A call to Dallas native, and head of Latitude Productions, Curtis Burch proved worthwhile as a screenplay that Gary loved was still in the development phase. “Words and Pictures,” written by Gerald Di Pego had one of Gary’s favorite directors attached, Fred Schepsi, and the handsome Brit, Clive Owen interested in the leading male part. Over the course of the next year and a half the process to film “Words and Pictures” began with Latitude in partnership with Lascaux, shooting last March in Vancouver, premiering at the 2013 Toronto Film Festival in a sold-out, Saturday night gala screening, and happily, finding a distribution partner for a May 2014 release shortly after the festival closed.
While working on “Words and Pictures” the Lascaux team invested in “The Starck Project,” as did I, believing in our dear friends Michael and Melina Cain, and their M3 Films producing team, to tell this story about Dallas, TX in the 1980’s when fashion was everything, the television series Dallas was the top of the ratings chart, the Republican Convention was coming and MDMA, or ecstasy, was legal…the story of the Starck Club is as much a story of the process of opening, and eventually closing the club, as it was a look at the city during that time, post Kennedy, the transition from disco to electric dance music, free love pre-HIV and AIDS, but if you were different there wasn’t a place you could go an call your own…until Starck.
A few years ago, shortly after Lascaux was formed, three young men (former classmates of Gary’s oldest daughter) walked into his office with a proposal to help them get a Christian based documentary out to the country by going on tour.

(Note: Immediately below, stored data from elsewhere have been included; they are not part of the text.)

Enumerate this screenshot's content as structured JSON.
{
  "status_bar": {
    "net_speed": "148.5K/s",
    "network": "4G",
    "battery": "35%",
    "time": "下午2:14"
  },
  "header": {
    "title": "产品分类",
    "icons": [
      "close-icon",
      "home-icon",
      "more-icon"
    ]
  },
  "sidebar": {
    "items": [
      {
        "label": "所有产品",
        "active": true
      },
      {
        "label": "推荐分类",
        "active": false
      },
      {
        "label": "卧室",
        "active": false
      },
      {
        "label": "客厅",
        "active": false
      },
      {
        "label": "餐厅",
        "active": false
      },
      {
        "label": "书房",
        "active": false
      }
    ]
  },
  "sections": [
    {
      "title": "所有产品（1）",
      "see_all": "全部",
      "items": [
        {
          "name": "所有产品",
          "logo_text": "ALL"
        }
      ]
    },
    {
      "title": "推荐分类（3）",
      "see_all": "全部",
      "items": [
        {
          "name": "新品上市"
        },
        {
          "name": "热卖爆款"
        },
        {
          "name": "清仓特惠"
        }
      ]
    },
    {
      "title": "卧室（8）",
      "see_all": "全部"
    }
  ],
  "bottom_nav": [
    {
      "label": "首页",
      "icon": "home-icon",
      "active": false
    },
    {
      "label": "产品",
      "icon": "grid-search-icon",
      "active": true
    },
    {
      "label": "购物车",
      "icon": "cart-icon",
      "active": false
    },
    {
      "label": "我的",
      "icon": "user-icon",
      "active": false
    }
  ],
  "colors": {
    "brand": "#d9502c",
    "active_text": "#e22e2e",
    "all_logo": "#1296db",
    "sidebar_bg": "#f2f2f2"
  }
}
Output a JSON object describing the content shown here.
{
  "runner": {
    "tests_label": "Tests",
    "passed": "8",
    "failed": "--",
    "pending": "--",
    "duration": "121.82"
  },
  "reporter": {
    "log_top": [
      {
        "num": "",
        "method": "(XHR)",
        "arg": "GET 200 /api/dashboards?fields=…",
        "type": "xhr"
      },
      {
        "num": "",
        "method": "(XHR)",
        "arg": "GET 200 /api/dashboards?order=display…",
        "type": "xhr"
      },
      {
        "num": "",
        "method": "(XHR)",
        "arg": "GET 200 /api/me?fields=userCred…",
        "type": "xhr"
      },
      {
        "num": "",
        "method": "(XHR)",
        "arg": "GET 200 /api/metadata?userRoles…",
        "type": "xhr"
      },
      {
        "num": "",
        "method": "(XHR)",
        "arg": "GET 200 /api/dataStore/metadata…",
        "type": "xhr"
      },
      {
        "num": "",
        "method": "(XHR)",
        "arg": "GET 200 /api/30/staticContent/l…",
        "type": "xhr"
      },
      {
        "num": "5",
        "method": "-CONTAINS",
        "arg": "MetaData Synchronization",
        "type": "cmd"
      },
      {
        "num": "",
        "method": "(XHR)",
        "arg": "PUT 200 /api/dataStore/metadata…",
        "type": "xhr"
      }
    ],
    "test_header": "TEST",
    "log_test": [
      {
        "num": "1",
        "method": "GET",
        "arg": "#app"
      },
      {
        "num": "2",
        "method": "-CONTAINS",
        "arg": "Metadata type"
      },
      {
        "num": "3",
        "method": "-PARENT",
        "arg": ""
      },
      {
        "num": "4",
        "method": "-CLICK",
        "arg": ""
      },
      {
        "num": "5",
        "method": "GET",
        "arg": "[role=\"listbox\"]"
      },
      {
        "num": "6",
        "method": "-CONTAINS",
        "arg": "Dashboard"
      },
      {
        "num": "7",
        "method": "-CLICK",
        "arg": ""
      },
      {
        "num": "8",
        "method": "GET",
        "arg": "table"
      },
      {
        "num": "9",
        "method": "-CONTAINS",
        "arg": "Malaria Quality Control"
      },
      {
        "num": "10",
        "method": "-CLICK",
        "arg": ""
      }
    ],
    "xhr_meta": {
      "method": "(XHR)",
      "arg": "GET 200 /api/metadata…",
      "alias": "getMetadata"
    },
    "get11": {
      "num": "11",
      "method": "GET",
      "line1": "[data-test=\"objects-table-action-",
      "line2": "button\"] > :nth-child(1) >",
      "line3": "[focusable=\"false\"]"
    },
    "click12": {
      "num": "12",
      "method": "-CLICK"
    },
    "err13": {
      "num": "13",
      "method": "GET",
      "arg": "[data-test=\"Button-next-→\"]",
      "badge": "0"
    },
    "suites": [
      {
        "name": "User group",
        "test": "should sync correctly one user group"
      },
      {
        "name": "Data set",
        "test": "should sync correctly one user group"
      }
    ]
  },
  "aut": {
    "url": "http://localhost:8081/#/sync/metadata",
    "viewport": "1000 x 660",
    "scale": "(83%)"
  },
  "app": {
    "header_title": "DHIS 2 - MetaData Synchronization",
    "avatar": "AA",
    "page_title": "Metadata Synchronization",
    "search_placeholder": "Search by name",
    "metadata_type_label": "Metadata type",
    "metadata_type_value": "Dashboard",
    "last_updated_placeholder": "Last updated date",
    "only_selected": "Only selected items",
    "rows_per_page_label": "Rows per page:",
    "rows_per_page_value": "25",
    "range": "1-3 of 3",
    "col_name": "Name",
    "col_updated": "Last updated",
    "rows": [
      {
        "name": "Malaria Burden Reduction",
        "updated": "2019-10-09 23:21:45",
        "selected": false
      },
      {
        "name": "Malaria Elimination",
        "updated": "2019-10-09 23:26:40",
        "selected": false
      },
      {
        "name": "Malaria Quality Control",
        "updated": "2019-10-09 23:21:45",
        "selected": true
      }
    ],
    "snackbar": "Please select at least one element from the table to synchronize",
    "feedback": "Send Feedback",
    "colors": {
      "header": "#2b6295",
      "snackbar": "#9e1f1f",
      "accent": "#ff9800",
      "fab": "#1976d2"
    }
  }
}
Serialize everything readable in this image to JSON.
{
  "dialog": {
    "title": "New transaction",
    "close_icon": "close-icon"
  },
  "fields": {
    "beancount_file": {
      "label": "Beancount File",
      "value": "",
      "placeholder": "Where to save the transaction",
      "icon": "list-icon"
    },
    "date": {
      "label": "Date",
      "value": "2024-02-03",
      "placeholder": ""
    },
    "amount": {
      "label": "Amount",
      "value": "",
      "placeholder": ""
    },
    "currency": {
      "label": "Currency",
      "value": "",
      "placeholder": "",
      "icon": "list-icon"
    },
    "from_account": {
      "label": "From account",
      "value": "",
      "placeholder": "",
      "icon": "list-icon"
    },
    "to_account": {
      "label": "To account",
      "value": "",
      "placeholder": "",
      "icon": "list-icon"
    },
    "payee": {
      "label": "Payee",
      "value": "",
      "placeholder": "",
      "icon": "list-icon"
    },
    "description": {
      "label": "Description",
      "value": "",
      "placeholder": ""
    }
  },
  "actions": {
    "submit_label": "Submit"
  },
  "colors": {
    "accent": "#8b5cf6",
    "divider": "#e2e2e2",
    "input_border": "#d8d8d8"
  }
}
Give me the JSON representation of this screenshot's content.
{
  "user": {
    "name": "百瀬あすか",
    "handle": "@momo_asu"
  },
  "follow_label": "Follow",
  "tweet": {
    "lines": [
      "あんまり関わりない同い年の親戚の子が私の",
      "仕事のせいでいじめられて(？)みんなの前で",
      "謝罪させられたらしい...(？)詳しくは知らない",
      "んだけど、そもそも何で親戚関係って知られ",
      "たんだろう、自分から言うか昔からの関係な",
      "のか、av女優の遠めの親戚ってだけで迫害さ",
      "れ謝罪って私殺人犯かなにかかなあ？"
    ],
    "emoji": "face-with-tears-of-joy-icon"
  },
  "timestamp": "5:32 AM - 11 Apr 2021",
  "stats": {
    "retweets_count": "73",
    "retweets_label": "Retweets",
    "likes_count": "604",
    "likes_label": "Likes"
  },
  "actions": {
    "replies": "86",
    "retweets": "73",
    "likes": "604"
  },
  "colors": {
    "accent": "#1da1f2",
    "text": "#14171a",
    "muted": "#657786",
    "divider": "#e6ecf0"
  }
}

Lascaux helped put them on tour with an investment that the three men, now of the company Riot Studios, paid back to Lascaux within a month. Seeing the determination and understanding the drive these guys had Lascaux immediately went into business with them. Last summer Riot Studios filmed a christian based comedy, the first of its kind that we have seen, called “Believe Me.” Made on an incredibly small budget, but with incredibly production quality and some great talent – Nick Offerman, Alex Russel, Christopher McDonald, Miles Fischer, with Will Bakke (one of the three heads of Riot Studios) directing. It is funny, dark, different and witty…exactly what I would expect from Will.
April 3, 2014 the 8th annual Dallas International Film Festival will begin, opening with a screening of “Words and Pictures” for the evening gala event at the new Dallas City Performance Hall, followed through the festival by screenings of “Believe Me” on Saturday, April 5, and “The Starck Project” on April 12 at the Texas Theater.
To say I am proud is an understatement….when you finally see work you have focused on for 3 1/2 years coming to fruition the sense of accomplishment is a great reward…especially as this is just the start for Gary and Lascaux Films. Tickets available on the DIFF site starting Monday.